Masitinib : du nouveau pour traiter les formes progressives de la sclérose en plaques

Santé

Alors que les médias sont agités de rumeurs contradictoires sur les remèdes à apporter au Covid 19, le monde scientifique a au moins une bonne nouvelle à annoncer, et non des moindres. Le masitinib (AB Science) vient de franchir avec succès une étape décisive des essais cliniques, avec des résultats de phase 2B/3 positifs dans les formes progressives (PPMS et nSPMS) de la maladie. Un espoir indiscutable pour les patients confrontés jusqu’ici à un cruel manque de solutions thérapeutiques.

Souvent détectée entre 25 et 35 ans, à l’âge où l’on construit des projets d’avenir, la sclérose en plaques (SEP) est la première cause de handicap sévère non traumatique des jeunes adultes.

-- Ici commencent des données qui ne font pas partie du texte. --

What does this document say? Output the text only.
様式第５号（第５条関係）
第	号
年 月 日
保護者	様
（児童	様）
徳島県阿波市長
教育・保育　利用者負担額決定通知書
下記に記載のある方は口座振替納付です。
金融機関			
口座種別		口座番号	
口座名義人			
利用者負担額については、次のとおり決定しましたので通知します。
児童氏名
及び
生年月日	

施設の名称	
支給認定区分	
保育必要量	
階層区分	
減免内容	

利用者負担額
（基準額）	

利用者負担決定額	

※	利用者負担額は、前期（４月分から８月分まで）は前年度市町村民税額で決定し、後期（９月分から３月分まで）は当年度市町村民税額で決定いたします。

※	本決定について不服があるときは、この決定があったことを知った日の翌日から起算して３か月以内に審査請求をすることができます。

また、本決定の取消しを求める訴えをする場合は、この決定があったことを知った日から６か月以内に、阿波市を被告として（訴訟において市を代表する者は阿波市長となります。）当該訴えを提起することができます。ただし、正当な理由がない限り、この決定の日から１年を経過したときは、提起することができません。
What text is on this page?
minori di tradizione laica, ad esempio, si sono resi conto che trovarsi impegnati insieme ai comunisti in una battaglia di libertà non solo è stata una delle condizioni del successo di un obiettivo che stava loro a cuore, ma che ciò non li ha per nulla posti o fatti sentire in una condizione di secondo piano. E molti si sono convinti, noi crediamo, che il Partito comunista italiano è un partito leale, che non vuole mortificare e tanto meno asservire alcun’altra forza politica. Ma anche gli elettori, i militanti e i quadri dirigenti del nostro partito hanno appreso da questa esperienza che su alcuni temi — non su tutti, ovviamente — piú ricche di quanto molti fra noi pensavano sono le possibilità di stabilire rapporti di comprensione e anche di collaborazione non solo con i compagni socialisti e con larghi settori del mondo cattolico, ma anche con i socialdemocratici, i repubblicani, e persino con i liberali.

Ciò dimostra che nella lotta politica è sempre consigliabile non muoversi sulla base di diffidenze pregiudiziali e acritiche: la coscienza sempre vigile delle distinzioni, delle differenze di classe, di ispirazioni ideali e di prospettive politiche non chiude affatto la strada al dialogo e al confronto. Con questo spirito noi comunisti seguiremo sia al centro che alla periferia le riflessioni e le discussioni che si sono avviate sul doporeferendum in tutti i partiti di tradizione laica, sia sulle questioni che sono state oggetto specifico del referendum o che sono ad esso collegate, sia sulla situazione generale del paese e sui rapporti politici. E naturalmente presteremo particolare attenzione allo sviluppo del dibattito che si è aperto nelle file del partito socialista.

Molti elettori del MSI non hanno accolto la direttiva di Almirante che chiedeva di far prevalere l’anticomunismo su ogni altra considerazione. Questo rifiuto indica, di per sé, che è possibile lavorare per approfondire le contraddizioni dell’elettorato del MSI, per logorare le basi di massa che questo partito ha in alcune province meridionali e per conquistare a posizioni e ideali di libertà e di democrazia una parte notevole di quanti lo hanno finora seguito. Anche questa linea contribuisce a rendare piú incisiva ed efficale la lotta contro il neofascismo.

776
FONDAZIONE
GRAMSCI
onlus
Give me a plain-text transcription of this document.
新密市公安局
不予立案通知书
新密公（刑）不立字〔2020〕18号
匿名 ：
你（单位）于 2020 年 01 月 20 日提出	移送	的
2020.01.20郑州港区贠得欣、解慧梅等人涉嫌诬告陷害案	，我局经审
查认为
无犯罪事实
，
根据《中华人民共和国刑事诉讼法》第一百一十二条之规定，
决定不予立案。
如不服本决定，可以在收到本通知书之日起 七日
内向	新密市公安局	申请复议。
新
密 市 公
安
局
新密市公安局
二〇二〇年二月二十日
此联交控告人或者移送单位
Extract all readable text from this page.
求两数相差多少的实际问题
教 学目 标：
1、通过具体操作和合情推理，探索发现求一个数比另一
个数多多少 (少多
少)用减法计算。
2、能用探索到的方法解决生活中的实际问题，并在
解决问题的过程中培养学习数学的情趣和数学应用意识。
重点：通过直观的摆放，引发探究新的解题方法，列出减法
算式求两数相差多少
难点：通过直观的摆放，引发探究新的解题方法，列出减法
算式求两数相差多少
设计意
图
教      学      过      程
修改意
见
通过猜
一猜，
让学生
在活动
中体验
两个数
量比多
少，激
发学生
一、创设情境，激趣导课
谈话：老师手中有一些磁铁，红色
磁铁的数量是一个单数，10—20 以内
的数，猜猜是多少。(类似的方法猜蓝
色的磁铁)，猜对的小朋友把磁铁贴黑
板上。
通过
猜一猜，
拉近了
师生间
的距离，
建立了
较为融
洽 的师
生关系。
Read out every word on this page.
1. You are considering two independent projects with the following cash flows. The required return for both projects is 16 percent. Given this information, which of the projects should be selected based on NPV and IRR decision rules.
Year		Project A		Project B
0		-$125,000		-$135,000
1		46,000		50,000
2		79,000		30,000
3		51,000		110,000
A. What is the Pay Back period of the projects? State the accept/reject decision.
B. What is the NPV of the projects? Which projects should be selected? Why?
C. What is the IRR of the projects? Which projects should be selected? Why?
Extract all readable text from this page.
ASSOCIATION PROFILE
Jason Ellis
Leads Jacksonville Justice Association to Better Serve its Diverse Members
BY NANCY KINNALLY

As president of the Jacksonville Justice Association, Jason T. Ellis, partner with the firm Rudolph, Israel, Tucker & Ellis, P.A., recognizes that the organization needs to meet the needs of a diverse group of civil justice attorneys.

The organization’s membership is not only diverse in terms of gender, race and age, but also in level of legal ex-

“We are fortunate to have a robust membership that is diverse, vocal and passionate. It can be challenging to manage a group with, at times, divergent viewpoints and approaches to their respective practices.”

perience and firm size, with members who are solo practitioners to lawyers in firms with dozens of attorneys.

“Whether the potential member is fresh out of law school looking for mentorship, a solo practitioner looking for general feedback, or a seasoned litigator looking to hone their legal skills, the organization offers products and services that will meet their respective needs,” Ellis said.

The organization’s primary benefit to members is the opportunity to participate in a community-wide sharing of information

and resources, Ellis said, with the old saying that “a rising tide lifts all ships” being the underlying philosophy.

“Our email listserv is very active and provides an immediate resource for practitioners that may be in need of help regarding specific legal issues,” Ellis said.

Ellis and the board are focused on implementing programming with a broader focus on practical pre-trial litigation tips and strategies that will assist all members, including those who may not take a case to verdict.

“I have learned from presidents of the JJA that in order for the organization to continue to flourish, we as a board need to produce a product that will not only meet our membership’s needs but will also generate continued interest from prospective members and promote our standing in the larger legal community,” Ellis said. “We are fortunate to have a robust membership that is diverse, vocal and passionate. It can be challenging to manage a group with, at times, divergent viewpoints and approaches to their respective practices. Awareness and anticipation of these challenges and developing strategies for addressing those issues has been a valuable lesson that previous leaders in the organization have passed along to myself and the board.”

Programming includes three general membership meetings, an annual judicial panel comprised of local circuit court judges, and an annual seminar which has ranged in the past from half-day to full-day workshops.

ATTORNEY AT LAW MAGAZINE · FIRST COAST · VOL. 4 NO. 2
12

Cette maladie neurodégénérative peut en effet affecter les fonctions motrices, sensitives et cognitives. Et les troubles peuvent évoluer, à plus ou moins long terme, vers un handicap irréversible (1). Cette pathologie touche environ 100 000 personnes en France et 3 000 nouveaux cas sont diagnostiqués chaque année… Avec des conséquences lourdes pour les patients et pour leurs proches, qui n’ont d’autre choix que d’accepter la maladie, de s’adapter aux symptômes et d’essayer de vivre avec, le plus normalement possible.

Masitinib : du nouveau pour traiter les formes progressives de la sclérose en plaques

Il s’agit d’une maladie auto-immune, c’est-à-dire résultant d’une anomalie de fonctionnement du système immunitaire, dont certains agents (anticorps et autres cellules) se mettent à attaquer certains constituants de l’organisme et créent des lésions. En l’occurrence, dans la sclérose en plaques, maladie inflammatoire du système nerveux central (cerveau, nerfs optiques, moelle épinière), c’est la myéline, l’enveloppe des fibres nerveuses, qui est la cible de ce dysfonctionnement. Et comme cette gaine joue à la fois un rôle dans la transmission de l’influx nerveux et dans la protection des neurones, sa destruction entraîne une altération de certaines fonctions et une neurodégénérescence.


Pénurie de traitements pour les formes progressives de la maladie

La SEP peut prendre différentes formes selon l’évolution de la maladie (2). Le plus souvent (85 % des diagnostics), elle débute par une alternance de « poussées », marquées par l’apparition ou l’aggravation des symptômes, puis de « rémissions », caractérisées par une atténuation des symptômes et un rétablissement total ou partiel. On parle de SEP « récurrente rémittente » (RRMS). Il existe une dizaine de médicaments qui, à défaut de la guérir, permettent de ralentir l’évolution de cette forme de maladie et, in fine, de limiter la diminution de l’espérance de vie des patients à sept ans en moyenne.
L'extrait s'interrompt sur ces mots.